President Johnson with Tennessee Governor Buford Ellington. March 18, 1965. 10:00 p.m.
President Johnson: Buford.
Governor Ellington: Yes sir. I'm sorry I left; I thought you were through.
LBJ: I thought so too. You're dealing with a very treacherous guy. You all must not come in even quoting him anymore. Because he's a no-good son of a bitch. And I think you know it. He announced tonight that he would ask Johnson to "Provide sufficient officers to protect the Negroes" He appeared before the joint session and he says that the uh, uh, the uh, "Federal Government has said that our courts are too slow," Wallace said that, "Therefore we must now submit to mob rule. It's a tragedy and a sorrow beyond words but the federal judge compounds the anarchy by ordering the state to protect the army." He said "Tonight that he would ask Johnson to provide protection for Negroes marching from Selma to Montgomery. I intend to call on the President of the United States to provide sufficient officers to guarantee the safety and welfare of the citizens in and around the route. The federal government has created this matter, they can help protect 'em," Wallace told-
[Johnson's secretary Juanita Roberts accidentally picks up the phone and interrupts]

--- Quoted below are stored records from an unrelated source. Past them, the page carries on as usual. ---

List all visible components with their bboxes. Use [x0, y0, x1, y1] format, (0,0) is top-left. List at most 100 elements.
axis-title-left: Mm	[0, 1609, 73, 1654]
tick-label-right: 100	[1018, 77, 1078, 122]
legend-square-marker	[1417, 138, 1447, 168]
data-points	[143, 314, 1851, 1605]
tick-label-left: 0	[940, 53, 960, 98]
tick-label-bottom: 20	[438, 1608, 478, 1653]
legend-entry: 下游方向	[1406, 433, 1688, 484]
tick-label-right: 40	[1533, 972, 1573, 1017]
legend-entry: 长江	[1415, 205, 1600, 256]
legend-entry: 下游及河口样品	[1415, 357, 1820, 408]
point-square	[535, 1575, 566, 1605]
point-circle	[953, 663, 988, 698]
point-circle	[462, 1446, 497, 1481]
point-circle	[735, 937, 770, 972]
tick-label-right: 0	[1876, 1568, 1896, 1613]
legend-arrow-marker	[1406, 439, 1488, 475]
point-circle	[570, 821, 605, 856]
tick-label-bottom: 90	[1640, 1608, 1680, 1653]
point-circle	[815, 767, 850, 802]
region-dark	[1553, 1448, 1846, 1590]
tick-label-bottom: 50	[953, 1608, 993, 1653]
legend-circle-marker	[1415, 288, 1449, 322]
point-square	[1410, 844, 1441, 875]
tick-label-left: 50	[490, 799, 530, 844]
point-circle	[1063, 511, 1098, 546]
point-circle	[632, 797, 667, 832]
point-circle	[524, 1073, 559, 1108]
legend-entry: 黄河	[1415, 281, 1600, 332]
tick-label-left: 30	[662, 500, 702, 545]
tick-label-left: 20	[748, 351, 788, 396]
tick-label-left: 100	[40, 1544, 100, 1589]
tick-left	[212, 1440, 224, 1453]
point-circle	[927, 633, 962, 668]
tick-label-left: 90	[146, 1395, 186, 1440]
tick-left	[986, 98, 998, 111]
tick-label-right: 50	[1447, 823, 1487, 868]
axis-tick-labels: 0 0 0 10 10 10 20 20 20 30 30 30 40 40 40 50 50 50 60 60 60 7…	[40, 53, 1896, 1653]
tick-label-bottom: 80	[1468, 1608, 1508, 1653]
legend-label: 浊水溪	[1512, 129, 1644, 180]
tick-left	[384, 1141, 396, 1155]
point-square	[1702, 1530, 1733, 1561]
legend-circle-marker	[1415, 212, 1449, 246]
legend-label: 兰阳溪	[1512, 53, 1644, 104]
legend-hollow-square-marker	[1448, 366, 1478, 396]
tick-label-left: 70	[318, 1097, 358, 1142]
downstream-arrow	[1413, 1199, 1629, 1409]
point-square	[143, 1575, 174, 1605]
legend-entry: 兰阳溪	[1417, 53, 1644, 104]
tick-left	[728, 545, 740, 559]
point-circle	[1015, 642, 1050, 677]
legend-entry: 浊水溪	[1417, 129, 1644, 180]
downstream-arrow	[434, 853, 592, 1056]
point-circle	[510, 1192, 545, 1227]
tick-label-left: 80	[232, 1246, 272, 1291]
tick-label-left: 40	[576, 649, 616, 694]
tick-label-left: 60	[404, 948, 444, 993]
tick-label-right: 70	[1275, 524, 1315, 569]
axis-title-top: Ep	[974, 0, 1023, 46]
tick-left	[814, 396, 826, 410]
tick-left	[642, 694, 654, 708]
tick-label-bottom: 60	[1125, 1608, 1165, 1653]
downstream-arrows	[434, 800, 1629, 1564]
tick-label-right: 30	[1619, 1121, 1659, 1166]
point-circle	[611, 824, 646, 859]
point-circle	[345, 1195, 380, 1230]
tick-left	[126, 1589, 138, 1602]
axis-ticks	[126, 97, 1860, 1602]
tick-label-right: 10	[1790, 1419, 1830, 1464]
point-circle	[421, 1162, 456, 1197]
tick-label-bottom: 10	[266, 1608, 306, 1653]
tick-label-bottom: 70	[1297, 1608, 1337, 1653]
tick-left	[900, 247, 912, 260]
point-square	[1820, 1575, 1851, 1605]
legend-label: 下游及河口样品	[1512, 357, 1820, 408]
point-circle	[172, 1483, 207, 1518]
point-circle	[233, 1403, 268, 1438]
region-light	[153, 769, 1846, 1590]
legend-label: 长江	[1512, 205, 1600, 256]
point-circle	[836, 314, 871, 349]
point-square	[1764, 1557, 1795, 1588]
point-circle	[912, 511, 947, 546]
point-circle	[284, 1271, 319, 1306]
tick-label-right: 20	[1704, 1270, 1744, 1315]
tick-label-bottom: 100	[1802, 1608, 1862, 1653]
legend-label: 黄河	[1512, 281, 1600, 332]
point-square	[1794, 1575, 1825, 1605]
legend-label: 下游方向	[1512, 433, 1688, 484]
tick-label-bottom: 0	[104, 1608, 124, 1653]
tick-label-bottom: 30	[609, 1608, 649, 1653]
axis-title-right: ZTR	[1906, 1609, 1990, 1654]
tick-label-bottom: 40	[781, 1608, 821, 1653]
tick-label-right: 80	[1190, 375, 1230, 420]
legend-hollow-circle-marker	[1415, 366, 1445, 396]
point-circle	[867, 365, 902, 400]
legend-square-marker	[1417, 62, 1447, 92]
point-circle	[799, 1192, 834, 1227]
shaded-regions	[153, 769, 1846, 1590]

LBJ: He said "It would take 6,171 law enforcement personnel agents working 8-hour shifts to possibly guard the march."
BE: Well, I'm not going to talk to him anymore, now, I'm through with him.
LBJ: Well, now you better tell him that. Tell him you're not, tell him you're not. Tell him you read it on the ticker and I've been leaving messages since 3:30 --messing with that son of a bitch. And he is absolutely treacherous!
BE: Well, you know I told you when you--
LBJ: "Tonight I shoulda asked the people of Alabama for restraint. I ask you to stay away from tension, I ask you not to play in the hands, I ask you to stay home, I hope that when this march takes place you stay there. He did not immediately specify whether he asked Johnson for troops or armed marshals. Wallace began his speech after a fist fight, where they arrested 90 civil rights activists in a counter-march by segregationists. Deepened racial tensions in Montgomery-"
BE: I told Burke and Lee all the way through that I didn't trust him, and everything. So I'm just not going to answer any calls from him or ever talk to him. I--
LBJ: I'd answer one and just tell him, "Now, listen, George, I offered you-I went over to the president today and talked to him and told him that you needed help--
LBJ: "He called and offered to give it to you. You ran like a goddamned rabbit! Then you ran down to the television and told them that we had created." Then you're going to ask, "Now, why in the hell didn't you stand up like a man and say what you were going to do to begin with?"
BE: Well, I tell you, if Its all right with you-I'm not gonna take his call. If he keeps calling me, I'll wait till in the morning where I can record it.
LBJ: Come over here. You can record it anytime.
BE: Well I can record it from here. That's where I been doing it, from my apartment. You know-- if he starts calling me in a few minutes I'm just not going to answer.
LBJ: No, I don't think, I don't think, I think you ought to. I think you might answer him tonight and just say, "Now, let me tell you, George. I just want this for the record. You called me up, asked for help. I offered to give it to you and then you ran like a rabbit-"
BE: That's right, that's right.
LBJ: "Then you went publicly and you said this. Now I want to know whether you mean it or whether you don't and if you do, why, you come out there and put it on the record. Because I've got a record, and I'm not going to be double-crossed this way.-"
LBJ: I'm going to issue a statement here that kind of burns his tail, I'll ask him to call you and give it to you.